There is a proper response to the hypocritical and dysfunctional inconsistency of our secrecy laws, and that would be the swift declassification of some 99 percent of our state secrets (government documents are classified at the rate of about 1.83 million per week), with real security for the tiny remainder of legitimate secrets (nuclear launch codes, for example). And for the record, neither Julian Assange nor Bradley Manning has ever called for “total transparency,” a straw-man position often attributed to them by the self-important guardians of extreme government secrecy.

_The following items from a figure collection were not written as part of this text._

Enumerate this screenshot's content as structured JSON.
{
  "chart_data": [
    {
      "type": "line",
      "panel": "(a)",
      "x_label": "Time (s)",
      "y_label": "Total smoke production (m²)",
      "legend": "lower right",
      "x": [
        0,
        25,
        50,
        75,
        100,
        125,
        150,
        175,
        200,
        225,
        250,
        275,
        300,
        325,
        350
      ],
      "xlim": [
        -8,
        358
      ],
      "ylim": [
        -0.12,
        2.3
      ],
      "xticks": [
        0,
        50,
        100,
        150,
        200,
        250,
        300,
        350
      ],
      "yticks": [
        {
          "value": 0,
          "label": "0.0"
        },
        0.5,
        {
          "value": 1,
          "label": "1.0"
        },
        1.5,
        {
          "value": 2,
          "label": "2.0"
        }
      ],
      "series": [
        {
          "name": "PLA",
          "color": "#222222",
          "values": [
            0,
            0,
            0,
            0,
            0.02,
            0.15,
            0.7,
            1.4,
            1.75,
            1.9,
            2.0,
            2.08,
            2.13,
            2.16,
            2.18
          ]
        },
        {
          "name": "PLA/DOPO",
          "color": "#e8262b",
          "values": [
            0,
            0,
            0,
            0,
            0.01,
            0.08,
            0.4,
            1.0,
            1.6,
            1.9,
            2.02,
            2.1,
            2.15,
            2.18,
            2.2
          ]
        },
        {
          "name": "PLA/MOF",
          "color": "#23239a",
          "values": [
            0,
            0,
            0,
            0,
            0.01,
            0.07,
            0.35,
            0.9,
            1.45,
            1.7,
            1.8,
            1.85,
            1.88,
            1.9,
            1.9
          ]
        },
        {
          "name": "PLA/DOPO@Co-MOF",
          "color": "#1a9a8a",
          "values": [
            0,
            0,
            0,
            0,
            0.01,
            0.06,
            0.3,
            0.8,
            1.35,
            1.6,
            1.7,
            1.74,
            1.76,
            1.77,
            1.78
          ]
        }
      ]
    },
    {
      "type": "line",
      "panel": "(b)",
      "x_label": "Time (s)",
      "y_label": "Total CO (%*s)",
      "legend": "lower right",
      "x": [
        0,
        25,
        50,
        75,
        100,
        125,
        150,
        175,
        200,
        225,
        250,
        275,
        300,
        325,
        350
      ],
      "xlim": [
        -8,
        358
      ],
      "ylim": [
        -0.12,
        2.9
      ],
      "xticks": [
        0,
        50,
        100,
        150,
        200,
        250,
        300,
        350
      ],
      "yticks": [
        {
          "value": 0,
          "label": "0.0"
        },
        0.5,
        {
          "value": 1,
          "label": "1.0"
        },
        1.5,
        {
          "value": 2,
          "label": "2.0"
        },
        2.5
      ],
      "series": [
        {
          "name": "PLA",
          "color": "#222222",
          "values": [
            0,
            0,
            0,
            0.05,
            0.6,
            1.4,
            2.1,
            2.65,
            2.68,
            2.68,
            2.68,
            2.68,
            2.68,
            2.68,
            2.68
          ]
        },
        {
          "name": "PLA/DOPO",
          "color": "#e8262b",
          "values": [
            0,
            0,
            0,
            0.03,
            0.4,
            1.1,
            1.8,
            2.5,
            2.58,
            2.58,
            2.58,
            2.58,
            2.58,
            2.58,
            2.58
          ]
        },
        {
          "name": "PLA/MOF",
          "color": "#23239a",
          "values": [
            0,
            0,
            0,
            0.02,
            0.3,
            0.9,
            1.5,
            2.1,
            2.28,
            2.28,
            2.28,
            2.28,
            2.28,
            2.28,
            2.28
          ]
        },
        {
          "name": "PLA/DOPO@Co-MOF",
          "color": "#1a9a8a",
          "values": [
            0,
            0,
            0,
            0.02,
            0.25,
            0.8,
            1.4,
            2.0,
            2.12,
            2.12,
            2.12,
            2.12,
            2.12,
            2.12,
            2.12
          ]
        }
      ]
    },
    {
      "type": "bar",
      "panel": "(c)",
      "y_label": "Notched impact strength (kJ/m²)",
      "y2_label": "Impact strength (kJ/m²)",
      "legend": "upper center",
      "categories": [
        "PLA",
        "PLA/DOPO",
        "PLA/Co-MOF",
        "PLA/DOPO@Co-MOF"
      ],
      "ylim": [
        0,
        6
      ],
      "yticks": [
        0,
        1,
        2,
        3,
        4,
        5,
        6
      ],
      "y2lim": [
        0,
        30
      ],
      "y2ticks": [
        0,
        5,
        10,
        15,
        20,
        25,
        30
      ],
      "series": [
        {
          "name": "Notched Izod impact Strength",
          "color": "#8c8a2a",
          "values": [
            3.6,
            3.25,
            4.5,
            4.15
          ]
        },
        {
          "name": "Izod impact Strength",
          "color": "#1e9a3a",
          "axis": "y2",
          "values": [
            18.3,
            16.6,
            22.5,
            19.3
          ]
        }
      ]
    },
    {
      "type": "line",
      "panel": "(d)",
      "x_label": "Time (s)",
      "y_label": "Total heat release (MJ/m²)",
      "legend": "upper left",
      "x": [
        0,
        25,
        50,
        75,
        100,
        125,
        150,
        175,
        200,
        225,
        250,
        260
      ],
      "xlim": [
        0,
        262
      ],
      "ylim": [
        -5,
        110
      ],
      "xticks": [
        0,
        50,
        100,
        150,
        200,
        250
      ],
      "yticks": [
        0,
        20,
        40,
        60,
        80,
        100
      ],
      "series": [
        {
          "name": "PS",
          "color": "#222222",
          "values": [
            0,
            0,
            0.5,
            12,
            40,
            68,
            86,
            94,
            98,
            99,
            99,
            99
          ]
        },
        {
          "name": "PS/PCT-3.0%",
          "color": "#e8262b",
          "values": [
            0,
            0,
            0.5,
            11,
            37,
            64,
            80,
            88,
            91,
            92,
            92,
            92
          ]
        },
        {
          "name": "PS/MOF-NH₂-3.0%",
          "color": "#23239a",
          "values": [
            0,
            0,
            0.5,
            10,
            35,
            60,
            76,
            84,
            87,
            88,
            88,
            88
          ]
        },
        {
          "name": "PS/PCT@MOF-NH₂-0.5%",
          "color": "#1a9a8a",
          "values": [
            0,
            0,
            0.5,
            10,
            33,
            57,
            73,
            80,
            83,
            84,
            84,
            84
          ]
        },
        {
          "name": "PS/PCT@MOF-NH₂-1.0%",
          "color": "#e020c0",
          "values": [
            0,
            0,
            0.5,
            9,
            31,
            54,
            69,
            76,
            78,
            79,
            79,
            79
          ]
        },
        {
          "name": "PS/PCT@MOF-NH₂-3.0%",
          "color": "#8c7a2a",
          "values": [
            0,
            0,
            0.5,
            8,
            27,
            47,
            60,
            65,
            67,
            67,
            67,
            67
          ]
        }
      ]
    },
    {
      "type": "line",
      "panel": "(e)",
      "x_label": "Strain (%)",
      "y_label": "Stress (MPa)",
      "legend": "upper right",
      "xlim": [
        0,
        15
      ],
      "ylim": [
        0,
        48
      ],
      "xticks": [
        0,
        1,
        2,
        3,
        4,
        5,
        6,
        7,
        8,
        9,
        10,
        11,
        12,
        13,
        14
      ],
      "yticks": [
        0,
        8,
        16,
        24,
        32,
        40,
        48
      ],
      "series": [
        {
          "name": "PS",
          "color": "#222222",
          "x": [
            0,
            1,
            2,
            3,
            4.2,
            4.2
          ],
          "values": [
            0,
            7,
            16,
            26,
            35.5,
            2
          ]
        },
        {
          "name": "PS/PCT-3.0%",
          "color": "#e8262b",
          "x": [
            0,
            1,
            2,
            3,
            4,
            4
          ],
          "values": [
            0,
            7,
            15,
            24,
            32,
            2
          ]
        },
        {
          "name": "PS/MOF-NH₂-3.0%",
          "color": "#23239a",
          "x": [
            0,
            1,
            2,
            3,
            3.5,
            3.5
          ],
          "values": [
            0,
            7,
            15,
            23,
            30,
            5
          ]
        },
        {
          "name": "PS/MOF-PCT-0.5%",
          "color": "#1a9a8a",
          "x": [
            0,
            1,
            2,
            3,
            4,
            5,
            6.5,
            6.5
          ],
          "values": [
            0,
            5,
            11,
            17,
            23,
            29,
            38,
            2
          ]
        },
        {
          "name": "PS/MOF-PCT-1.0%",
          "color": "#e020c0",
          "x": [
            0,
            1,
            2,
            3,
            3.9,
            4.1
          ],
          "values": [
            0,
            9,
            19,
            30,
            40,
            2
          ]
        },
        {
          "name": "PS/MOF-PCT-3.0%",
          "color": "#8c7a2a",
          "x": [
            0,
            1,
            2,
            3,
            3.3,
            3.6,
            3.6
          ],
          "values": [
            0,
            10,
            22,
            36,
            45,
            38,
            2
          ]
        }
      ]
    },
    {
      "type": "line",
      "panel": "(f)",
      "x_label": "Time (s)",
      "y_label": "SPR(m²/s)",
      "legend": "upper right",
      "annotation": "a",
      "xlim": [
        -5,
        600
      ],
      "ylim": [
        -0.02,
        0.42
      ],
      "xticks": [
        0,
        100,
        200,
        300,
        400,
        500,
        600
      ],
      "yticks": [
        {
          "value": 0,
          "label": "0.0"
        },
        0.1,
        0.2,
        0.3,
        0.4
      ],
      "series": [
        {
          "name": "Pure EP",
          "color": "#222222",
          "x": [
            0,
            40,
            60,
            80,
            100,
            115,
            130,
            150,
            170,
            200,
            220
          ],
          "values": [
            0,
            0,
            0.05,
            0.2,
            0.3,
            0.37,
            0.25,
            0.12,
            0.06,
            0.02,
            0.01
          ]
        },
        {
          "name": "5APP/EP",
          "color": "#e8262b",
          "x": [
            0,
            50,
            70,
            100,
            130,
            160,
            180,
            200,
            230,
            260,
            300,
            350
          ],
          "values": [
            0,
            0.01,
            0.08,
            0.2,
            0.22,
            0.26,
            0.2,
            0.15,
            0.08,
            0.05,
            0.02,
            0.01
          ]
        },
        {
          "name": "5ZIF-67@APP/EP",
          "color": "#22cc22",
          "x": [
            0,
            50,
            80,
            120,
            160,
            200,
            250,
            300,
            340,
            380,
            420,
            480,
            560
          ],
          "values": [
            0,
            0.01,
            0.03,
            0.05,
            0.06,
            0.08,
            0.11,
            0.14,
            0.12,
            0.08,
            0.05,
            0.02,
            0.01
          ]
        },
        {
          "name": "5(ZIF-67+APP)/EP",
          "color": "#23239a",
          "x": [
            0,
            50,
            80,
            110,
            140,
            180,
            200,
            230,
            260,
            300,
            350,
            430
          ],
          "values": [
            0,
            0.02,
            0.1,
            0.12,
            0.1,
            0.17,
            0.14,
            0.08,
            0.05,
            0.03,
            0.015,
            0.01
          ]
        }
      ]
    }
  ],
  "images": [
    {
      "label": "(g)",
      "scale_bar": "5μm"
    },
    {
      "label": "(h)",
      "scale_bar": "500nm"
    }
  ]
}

Instead of more open government, we are getting more secrecy, more prosecutions of whistleblowers and the altogether creepy “insider threat” program, which requires officials to report on the infosec failings of colleagues or face prosecution. (This institutionalization of mutual suspicion is not limited to national security organs but extends to agencies like the Education Department and the Social Security Administration.) Progressives who naïvely believe the solution is more congressional oversight should note that many in Congress have been pushing for even more leak probes and harsher prosecutions than the president.

Obama has launched eight prosecutions based on the Espionage Act of 1917—more than all previous presidents combined, who together have managed only three such trials. Maybe he feels he has nothing to lose, since this clampdown placates the national security apparatus and wimp-proofs his right flank, while those who care about civil liberties were probably not going to vote Republican anyway. As a result, the former constitutional law professor who ran as the whistleblowers’ best friend in 2008 is now their scourge.

It would take great powers of imagination to blame any part of our recent military debacles on leaks and whistleblowers. If someone had leaked the full National Intelligence Estimate on Saddam Hussein’s alleged weapons of mass destruction, would more people have decided—like then-Senator Bob Graham, who voted against the invasion after reading the unredacted report—to oppose the war before it began? If the Afghan War logs had somehow come out during Obama’s months of deliberation before escalating that conflict, would he have made the same decision—one that has yielded only thousands more civilian and military casualties?

But it is Bradley Manning we have put on trial, not the impresarios of war, not the CIA torturers or their lawyers. The Iraq War, which began with a lurid overture of secrecy and lies, is now getting its dissonant coda: a private court-martialed for telling the truth, a trial unfolding behind a thick wall of official secrecy, in which the court’s media center was, on the day of the prosecution’s closing statement, patrolled by armed soldiers peering over the shoulders of typing reporters. “Pfc. Manning was not a humanist. He was a hacker,” said prosecutor Maj. Ashden Fein. “He was not a whistleblower. He was a traitor.” The past decade has witnessed the carnage unleashed by militarized cluelessness. In the story of Bradley Manning, who has been the ethical citizen and who the rampaging criminals?